Tuesday, 13 January 2015

On Badgers and Emergences

Among the Pueblo peoples of the American Southwest, the solitary North American species of badger, Taxidea taxus, is a primordial friend and ally; indeed, as Laguna Pueblo writer Leslie Marmon Silko observes, it was a she-badger who made possible the migration of humans and other beings from the Fourth World beneath us into this, the Fifth World of our current existence:

The people found the opening into the Fifth World too small to allow any of them or any of the animals to escape. They had sent a fly out through the small hole to tell them if it was the world which the Mother Creator had promised. It was, but there was the problem of getting out. The antelope tried to butt the opening to enlarge it, but the antelope enlarged it only a little.
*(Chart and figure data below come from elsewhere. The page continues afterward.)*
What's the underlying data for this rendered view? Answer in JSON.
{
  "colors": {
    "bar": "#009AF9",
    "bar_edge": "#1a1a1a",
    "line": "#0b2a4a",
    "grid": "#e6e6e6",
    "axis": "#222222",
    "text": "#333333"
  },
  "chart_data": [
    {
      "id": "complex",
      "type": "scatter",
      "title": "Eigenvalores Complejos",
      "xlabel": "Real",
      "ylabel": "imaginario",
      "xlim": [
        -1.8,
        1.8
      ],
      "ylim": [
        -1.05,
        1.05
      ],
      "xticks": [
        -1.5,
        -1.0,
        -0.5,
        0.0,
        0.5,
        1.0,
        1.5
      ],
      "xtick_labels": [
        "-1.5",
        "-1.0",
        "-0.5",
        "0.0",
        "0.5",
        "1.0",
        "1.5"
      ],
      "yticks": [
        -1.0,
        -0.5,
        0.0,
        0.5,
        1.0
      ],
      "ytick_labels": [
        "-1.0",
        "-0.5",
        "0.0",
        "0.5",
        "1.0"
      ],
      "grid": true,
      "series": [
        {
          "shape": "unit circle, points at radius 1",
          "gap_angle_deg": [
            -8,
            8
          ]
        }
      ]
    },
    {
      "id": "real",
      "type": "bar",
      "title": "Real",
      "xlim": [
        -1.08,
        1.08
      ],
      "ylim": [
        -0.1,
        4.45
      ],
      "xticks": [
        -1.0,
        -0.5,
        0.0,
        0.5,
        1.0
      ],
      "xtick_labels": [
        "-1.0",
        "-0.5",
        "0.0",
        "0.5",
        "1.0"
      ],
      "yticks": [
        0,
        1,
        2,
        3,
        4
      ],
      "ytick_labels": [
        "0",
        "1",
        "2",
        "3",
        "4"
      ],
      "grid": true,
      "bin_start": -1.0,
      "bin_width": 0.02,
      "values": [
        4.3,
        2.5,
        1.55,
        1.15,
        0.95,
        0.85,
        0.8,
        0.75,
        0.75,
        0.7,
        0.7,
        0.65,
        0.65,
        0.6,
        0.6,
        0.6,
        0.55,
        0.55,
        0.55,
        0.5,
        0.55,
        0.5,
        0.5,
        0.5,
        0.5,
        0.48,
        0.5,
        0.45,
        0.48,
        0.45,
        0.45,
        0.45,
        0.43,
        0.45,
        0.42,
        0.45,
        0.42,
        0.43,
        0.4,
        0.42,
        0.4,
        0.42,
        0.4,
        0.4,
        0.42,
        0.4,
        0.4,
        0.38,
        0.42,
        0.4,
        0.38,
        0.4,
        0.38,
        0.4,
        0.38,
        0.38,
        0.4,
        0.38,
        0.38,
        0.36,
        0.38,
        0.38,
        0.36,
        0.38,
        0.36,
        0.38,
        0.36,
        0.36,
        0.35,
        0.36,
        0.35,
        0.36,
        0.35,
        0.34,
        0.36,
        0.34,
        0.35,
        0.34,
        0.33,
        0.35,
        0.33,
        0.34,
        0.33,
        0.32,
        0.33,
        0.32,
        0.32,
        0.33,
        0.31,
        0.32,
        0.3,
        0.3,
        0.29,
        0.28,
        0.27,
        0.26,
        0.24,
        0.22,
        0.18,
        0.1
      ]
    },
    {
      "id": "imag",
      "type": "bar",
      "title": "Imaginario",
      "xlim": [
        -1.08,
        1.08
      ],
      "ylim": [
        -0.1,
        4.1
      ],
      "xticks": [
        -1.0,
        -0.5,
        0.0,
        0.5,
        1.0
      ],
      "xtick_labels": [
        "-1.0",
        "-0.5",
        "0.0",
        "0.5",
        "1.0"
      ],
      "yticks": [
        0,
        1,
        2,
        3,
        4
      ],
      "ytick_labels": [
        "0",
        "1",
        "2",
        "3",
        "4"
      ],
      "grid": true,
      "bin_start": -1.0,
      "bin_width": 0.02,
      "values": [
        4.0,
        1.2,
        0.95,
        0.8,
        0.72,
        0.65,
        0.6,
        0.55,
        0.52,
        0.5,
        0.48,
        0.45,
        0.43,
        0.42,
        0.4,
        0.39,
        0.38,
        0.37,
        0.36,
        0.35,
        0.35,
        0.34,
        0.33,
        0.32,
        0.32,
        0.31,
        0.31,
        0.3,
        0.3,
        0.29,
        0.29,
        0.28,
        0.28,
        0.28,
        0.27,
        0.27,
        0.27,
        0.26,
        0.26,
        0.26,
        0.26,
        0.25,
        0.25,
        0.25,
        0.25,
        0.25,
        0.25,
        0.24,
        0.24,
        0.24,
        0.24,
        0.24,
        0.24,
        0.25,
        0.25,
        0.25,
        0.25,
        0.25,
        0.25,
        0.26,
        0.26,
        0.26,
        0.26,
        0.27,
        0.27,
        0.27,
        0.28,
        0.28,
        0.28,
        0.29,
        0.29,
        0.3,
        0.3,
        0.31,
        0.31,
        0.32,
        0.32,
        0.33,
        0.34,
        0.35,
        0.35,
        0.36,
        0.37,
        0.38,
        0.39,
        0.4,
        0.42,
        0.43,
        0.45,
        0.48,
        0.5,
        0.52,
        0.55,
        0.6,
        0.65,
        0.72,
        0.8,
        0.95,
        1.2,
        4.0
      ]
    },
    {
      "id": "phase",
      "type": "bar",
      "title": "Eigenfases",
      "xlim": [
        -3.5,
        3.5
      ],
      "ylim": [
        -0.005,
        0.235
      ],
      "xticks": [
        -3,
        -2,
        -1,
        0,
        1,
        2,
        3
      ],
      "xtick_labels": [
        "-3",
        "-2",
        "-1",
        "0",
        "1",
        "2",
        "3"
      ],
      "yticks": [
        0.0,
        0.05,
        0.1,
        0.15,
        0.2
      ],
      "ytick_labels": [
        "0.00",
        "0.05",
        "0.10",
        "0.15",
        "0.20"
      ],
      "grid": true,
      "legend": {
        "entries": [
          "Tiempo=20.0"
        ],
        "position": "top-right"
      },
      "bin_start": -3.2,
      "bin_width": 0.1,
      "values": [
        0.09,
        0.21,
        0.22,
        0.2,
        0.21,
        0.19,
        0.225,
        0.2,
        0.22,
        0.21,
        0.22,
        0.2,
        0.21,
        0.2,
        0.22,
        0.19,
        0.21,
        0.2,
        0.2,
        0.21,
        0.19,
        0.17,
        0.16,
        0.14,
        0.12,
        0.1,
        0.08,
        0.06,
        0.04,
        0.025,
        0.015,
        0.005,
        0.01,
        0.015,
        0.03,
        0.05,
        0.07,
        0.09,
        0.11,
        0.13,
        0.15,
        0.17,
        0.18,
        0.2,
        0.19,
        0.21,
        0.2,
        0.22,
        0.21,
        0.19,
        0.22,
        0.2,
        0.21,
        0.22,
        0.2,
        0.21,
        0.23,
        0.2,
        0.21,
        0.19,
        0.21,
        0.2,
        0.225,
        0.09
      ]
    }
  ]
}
It was necessary for the badger with her long claws to assist the antelope, and at last the opening was enlarged enough so that all the people and animals were able to emerge up into the Fifth World.

This is not an account of Badger’s biological origins; she emerged from the Fourth World fully formed as we know her today; her evolutionary history or mystical creation is not the point of the story. Rather, the origin account here is of a different kind, not of species, but of relationship: “Life on the high arid plateau became viable,” Silko argues, “when the human beings were able to imagine themselves as sisters and brothers to the badger, antelope, clay, yucca, and sun. Not until they could find a viable relationship to the terrain, the landscape they found themselves in, could they emerge.”[1]
Badgers are all about emergences. The Oxford English Dictionary gives a number of definitions for the verb and its underworld resonances. Of relevance to our purpose here are 3a and 4a: “To come forth into view; to pass out, issue, from an enclosed space, area of obscuration, etc.” and “To rise into notice, come forth from obscurity.”[2] Drawing on these definitions, we find that, in the human imagination, the earth-dwelling badgers are always emerging and submerging--our relationships to them are shaped in large part by their rise from and return to the earth, their surfacing fully formed from the chthonic underworld of primordial mystery and, to some degree, beyond the reach of human constructions of ever-obscured originations. Indeed, in a survey of various myth cycles and historical references to badgers, it seems a consistent pattern that badgers preceded humans into this world, or at least into territories that humans seek to claim as their own. When humans and badgers interact in these traditions, it is generally badgers who have had a defining influence on humans, not the reverse. (In daily practice, however, human impacts on badger populations are generally negative.)
If there had been badgers in Eden, it is far more likely that they would have been the name-givers to those strange bipedal apes mooning around fruit trees, not the other way around. Perhaps they might have prevented that fateful Fall. For those anxious primates, the emergence from Eden was a curse, and a torment inflicted by a wrathful Father God; for Badger of the Laguna Pueblo account, the move from the Fourth World to the Fifth was far from a calamity--it was an honouring of Mother Creator’s gift. 
And it was Badger, among others, who made it all possible.

[1] Leslie Marmon Silko, “Landscape, History, and Pueblo Imagination,” The Ecocriticism Reader: Landmarks in Literary Ecology, eds. Cheryll Glotfelty and Harold Fromm (Athens, GA, 1996), p. 273.